Brian
I’m a North Yorkshire lad. I come from Leeming Bar, on the Great North Road. I was born on the Great North Road, the A1 as it is now.
Unfortunately my mum died when I was five. I don’t remember my mum much at all. She died of cancer and I think she was a poorly lady, more or less after she had me, if not before and my sister brought me up, more or less.
She - Mum- passed away, I went to live with Granny, and it wasn’t that I was too much for her, but she couldn’t afford it, because she didn’t get no kinda loan or anything then. I had two older brothers who were in the forces, they agreed to give her one and threepence a week each, then they knocked her pension down half a crown so she were no better off. You think times are hard now, you want to go back to then!
I came to Horsforth to live with my sister, at Three Farms, Springfield Mount in Horsforth.
Old Chinatown we used to call it. I lived with her for about 12 months, she were a lot older than me, about 20 years older, and eventually I got adopted,and came to Hawksworth Wood and then my life got started and I've been happy ever since.
I first came to Hawksworth in 1943/1944.
I went to Featherbank School. I don’t know what went wrong there, I don’t think I was there a month. Maybe I were a bit too thick - at that time I couldn’t read or write or anything!
Then they sent me to National. I got adopted by my Mum and Dad, who were two great people, and I came to live on Hawksworth estate.
I never found out why my parents didn’t have children, it wasn’t what you asked in those days. They gave me a smashing life, looked after me, made me feel as if I were wanted, I never looked back since.
Unfortunately, I went in the RAF to do National Service at 18, I went in there in October of 1955, and my dad had a massive heart attack at work, he worked at Kirkstall Forge, same as I did, and passed away. Luckily I was still in England at that time, and I got a week or ten days compassionate leave. Then they shipped me out to Germany where I served the rest of my two years.

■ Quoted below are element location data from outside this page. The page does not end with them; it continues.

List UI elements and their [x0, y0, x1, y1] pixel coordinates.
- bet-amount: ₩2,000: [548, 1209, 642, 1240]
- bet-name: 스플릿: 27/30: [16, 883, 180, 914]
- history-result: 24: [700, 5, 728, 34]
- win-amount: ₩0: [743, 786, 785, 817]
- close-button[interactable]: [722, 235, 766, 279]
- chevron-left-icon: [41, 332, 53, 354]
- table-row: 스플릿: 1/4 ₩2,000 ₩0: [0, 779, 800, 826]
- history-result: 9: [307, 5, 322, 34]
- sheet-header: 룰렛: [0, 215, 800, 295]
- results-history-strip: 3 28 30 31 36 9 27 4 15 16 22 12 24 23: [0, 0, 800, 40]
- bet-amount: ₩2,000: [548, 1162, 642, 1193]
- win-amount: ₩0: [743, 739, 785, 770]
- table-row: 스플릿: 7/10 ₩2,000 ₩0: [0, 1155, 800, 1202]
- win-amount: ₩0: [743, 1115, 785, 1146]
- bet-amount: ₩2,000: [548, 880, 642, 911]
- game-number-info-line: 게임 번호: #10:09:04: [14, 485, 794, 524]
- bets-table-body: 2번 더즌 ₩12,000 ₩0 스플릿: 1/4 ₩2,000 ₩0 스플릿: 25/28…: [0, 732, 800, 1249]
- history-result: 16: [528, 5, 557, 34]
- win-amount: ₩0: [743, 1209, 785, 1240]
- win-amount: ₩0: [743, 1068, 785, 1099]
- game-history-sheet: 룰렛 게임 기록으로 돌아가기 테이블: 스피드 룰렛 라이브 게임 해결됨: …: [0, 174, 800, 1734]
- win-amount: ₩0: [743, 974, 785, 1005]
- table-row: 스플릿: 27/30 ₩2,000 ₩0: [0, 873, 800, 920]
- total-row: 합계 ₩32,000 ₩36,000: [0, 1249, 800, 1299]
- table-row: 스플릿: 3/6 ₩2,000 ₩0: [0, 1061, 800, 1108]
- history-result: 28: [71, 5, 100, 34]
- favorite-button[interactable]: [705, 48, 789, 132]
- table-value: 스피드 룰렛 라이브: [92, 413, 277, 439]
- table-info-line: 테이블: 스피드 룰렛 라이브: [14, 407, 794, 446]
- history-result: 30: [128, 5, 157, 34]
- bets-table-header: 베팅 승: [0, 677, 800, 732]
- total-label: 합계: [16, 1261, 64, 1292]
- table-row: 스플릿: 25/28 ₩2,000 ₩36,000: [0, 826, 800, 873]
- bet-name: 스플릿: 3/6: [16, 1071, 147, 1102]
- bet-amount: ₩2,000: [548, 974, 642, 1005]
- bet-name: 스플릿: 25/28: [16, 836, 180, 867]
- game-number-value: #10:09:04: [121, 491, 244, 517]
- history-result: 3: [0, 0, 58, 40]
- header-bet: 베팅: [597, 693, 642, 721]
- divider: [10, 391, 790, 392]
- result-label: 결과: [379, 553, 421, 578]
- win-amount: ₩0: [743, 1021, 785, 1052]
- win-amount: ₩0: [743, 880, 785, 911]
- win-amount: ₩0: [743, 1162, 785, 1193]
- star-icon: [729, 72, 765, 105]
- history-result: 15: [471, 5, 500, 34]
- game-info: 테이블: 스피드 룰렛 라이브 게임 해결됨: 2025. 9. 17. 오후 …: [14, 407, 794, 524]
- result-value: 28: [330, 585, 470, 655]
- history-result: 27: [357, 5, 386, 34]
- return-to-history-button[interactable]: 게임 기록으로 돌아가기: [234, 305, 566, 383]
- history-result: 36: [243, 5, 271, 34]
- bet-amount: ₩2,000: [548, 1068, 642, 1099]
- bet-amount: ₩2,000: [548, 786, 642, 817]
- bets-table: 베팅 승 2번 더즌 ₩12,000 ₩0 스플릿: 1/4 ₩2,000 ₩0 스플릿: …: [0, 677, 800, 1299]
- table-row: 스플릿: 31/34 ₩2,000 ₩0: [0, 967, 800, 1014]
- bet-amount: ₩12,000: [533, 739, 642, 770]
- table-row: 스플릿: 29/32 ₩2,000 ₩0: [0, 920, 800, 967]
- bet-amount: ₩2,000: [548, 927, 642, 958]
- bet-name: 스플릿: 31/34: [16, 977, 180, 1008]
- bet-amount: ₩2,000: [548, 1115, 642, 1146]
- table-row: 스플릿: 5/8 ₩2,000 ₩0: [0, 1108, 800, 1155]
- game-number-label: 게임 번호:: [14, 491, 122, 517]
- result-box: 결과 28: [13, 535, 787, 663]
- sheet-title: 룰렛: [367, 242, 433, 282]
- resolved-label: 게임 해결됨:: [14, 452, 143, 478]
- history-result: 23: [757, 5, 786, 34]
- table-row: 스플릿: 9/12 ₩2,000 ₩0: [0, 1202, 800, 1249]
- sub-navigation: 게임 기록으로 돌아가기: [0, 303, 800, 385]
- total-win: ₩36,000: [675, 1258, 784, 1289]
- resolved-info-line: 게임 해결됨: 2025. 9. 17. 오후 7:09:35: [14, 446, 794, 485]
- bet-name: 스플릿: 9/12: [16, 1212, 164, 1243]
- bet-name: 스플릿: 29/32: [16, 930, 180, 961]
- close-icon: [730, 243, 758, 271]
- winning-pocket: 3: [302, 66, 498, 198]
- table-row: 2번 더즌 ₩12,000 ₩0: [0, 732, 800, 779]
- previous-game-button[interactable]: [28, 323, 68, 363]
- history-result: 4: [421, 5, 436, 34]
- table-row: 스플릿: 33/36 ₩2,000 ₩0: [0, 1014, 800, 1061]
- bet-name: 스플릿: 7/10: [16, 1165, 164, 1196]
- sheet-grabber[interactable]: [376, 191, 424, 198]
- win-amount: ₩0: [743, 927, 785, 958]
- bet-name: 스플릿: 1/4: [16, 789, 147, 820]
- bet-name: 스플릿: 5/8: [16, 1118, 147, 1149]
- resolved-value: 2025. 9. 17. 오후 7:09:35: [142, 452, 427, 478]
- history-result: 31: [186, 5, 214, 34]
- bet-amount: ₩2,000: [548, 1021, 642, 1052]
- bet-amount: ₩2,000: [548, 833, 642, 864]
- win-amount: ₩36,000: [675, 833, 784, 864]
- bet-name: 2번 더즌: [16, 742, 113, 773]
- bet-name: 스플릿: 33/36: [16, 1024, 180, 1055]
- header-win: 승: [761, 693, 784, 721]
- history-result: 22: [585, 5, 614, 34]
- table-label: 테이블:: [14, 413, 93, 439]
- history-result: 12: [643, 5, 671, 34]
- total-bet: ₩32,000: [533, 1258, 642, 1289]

I started working at the forge at 15. I went in the fitting shop and I loved it. My dad worked at the forge as a labourer. My dad wanted me to go in the tool room. I supposed because it was a more advanced and better paid job, but I didn’t like machines. I still don't like machines. Saying that I was a motor mechanic in the RAF! I can change clutches and brakes and do timings, more or less do anything you can on a car.
When I was 18, I went into the forces. I came back at 20. And my job went back at the Forge. And I believe I was the only apprentice ever, that after national service at 18 years old to go on full money at 21. Because the works manager at that time, he said I’d had far better training the two years in the RAF, than I was getting at Kirkstall Forge.
I did 40 years at Kirkstall Forge. I took redundancy when I was 55. I’ve been retired nearly 30 years, 28 years. When I was 27, 28 I asked for a job on staff, I started off as a progress chaser. When I left I was a superintendent.
We had a rolling mill at the Forge, where we rolled our own steel and we had pickling troughs, with funny substances in it!
I haven’t seen my great-granddaughter and great-grandson for about 18 months now. I get lovely letters and photographs, but it’s not the same as seeing them.